The firm claims its AgraQuant F.A.S.T. enzyme-linked immuno sorbent assay (ELISA) testing method is the fastest allergen test currently on the market.
AgraStrip is a Lateral Flow (LFD) testing line which includes test kits for 19 allergens.
Test kits are used together or sometimes separately depending on the customer’s needs.
Romer Labs wants to get the ELISA method to include the same number of allergens as the LFD device, except gluten which is not available on ELISA.
Lukas Frank, Romer Labs product manager, said the expansion will help expand its customer base and improve the options to existing customers.
“When you are testing for allergens you test for different [ones] and it is easier to have one provider so you don’t have to use different instructions and test kits,” he told FoodQualityNews.com.
He said ELISA is used more for end product testing such as ensuring a product is gluten-free when labelled as so and LFD is more for ingredients.
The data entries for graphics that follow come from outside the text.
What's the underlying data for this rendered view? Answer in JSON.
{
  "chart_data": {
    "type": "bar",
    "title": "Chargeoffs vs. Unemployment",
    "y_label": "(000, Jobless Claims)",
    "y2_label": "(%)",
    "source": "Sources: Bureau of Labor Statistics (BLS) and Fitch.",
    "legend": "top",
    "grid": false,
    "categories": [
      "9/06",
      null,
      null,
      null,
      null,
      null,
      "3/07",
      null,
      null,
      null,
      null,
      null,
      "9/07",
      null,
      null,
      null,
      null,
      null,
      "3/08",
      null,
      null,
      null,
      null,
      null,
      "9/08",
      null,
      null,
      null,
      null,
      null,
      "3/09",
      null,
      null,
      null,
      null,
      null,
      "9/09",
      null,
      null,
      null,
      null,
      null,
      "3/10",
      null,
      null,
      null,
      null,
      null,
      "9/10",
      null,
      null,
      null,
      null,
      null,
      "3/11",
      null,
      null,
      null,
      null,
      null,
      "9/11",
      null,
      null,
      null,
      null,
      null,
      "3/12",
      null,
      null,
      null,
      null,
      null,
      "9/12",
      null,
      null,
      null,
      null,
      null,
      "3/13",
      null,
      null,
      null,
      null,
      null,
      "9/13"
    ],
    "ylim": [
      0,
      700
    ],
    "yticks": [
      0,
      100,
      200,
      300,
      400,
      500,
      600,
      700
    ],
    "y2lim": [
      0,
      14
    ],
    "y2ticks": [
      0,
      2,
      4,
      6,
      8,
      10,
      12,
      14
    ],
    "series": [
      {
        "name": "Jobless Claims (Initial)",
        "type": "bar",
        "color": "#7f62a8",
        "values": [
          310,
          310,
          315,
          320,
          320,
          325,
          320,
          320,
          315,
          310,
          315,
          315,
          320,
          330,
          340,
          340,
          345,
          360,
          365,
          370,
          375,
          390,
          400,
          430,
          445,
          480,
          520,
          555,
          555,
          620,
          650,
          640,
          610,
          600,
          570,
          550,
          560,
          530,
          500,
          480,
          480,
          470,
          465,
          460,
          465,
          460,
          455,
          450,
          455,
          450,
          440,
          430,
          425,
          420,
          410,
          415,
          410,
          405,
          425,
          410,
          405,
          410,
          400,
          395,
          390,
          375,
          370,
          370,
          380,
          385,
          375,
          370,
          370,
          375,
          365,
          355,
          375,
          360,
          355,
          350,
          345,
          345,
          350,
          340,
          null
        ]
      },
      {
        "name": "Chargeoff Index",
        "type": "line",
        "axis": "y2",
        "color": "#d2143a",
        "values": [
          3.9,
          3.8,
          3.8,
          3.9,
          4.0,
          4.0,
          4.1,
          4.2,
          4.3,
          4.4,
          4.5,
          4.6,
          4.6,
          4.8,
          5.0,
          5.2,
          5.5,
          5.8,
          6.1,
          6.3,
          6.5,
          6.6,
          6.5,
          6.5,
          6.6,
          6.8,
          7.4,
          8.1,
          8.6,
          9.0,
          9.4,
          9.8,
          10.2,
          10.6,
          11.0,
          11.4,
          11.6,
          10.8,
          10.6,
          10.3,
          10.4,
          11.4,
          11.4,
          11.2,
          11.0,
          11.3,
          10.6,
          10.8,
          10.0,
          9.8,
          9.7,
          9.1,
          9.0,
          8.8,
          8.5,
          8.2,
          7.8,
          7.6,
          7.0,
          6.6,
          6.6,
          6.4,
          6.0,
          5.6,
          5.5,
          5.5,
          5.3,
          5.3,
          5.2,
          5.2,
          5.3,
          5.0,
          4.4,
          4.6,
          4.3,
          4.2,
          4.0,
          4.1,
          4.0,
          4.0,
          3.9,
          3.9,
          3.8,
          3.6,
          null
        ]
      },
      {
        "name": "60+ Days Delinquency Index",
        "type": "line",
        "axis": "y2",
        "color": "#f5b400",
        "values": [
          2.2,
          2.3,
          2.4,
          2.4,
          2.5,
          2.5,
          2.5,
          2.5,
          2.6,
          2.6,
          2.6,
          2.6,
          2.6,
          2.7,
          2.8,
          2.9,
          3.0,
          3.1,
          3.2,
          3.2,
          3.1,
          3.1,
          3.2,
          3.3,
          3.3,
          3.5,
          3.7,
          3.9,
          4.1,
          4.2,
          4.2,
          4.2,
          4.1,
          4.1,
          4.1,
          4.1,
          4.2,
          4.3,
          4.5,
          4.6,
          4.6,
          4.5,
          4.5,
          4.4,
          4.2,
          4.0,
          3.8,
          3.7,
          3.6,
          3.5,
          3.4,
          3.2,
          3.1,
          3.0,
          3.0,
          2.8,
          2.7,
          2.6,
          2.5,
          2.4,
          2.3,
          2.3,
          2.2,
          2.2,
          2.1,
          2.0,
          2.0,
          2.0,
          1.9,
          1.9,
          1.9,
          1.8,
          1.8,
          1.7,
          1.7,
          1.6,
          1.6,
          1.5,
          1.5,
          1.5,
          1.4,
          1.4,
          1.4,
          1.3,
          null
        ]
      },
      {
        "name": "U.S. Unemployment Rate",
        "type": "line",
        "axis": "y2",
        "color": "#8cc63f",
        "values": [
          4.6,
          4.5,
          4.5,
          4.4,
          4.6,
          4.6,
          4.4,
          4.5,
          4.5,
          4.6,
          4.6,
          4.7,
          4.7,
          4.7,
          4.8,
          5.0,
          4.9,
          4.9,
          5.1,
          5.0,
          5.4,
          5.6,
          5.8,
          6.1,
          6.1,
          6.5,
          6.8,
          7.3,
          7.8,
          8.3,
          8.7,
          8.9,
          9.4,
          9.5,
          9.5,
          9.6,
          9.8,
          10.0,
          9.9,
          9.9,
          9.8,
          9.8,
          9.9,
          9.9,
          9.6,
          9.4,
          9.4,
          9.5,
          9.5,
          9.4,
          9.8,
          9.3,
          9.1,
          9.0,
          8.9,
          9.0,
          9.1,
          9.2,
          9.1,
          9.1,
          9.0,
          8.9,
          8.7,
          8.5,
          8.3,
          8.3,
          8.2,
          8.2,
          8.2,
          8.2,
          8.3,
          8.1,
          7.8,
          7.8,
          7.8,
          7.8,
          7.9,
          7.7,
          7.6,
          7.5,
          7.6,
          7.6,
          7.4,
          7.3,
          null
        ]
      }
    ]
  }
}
“With allergens, all methods have their pros and cons. Mass spectrometry is accurate but it is still expensive, it is more of a confirmatory method. Compare ELISA and PCR and it is about technology that recognises the allergen and not the DNA of the allergen.”
AgraQuant ELISA kit
AgraQuant F.A.S.T. has added mustard and cashew test kits to the product line to take the total to eight allergens.
The capsule technology cuts down extraction to a minimum of one minute, resulting in a time to result of 31 minutes, said Romer Labs.
It is available for the detection of almond, casein, egg, hazelnut, macadamia nut, peanut, cashew and mustard in food, rinse waters and environmental swabs.
AgraStrip LFD test
AgraStrip is expanded with the launch of the Crustacea for the detection of crustacea in food, rinse waters and swab samples (environmental samples).
It has been validated in products including soup and on environmental surfaces.
Frank said the tests have been available worldwide from the last few months.
When asked about the particular foods involved in the test kit extensions, he said: “It depends on the research and development status and what is most performed there and we can expand the portfolio based on that.”
He said four more tests are planned for this year with soy and pistachio possibly being the next extension for the ELISA device.